Thursday, November 18, 2010

Touching your privates, Three

Around the end of October, city officials of Boston announced plans for an all-in-one supercard to be distributed to students.
[T]hey can use [the card] to ride the MBTA [the local mass transit system], withdraw books from city libraries, play sports, attend after-school programs at community centers, and access meal programs at their schools.

The so-called BostONEcard will also be used to take attendance and may eventually serve as a debit card, among other potential uses.
It includes multiple bar codes, an RFID chip for use on the MBTA, and the student's picture. The intent is to expand the current test program at one school to include all public school students in the city's middle and high schools.
“This may not be Big Brother, but it certainly feels like Little Brother," said Carol Rose, American Civil Liberties Union of Massachusetts executive director.
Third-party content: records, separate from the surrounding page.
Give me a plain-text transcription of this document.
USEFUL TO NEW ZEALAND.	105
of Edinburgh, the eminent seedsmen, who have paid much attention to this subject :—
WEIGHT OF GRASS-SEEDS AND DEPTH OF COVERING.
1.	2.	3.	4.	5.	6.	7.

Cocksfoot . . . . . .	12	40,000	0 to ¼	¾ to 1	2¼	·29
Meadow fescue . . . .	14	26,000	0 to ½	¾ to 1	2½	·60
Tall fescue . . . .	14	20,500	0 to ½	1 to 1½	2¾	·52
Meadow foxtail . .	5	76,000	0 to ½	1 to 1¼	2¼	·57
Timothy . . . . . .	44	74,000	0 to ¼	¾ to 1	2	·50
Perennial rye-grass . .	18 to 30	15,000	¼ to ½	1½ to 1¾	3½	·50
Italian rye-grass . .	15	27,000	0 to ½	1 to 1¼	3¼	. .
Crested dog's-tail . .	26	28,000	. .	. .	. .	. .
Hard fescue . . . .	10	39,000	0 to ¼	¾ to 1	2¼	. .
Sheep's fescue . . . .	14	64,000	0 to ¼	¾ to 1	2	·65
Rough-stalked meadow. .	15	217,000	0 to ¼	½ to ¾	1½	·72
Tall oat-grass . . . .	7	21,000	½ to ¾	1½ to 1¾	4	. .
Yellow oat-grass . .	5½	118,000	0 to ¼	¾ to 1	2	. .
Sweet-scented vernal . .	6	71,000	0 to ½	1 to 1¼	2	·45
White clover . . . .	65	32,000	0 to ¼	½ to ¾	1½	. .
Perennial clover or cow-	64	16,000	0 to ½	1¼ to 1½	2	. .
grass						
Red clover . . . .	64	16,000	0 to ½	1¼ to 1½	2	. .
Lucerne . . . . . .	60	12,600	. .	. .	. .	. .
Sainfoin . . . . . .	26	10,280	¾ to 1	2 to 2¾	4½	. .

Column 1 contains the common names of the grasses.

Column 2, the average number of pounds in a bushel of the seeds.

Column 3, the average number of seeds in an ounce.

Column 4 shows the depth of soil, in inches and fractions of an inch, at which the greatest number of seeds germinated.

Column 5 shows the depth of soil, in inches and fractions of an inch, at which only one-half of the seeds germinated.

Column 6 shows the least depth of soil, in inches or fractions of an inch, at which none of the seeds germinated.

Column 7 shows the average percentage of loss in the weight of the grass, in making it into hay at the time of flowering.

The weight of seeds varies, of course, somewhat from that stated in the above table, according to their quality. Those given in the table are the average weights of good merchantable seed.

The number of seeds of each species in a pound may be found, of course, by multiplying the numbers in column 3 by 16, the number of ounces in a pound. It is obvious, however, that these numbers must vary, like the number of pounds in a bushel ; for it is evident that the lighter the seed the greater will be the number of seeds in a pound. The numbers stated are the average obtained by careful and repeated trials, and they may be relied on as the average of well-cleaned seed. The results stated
She questioned whether the information could be subpoenaed by law enforcement agencies or whether it could be surreptitiously slipped to marketing companies.
There would have to be "stringent privacy protections," she said.
“The question is who has access to this database, which when combined reveals a treasure trove of personal information about our children, including what they read, what they eat, where they go, and how much money they have. That information is highly confidential."
I've got a better idea: Ditch the cards. Personal privacy should not be secondary to administrative convenience.

Footnote: Boston schools are not the first to go for the technological quick-fix of the all-knowing card.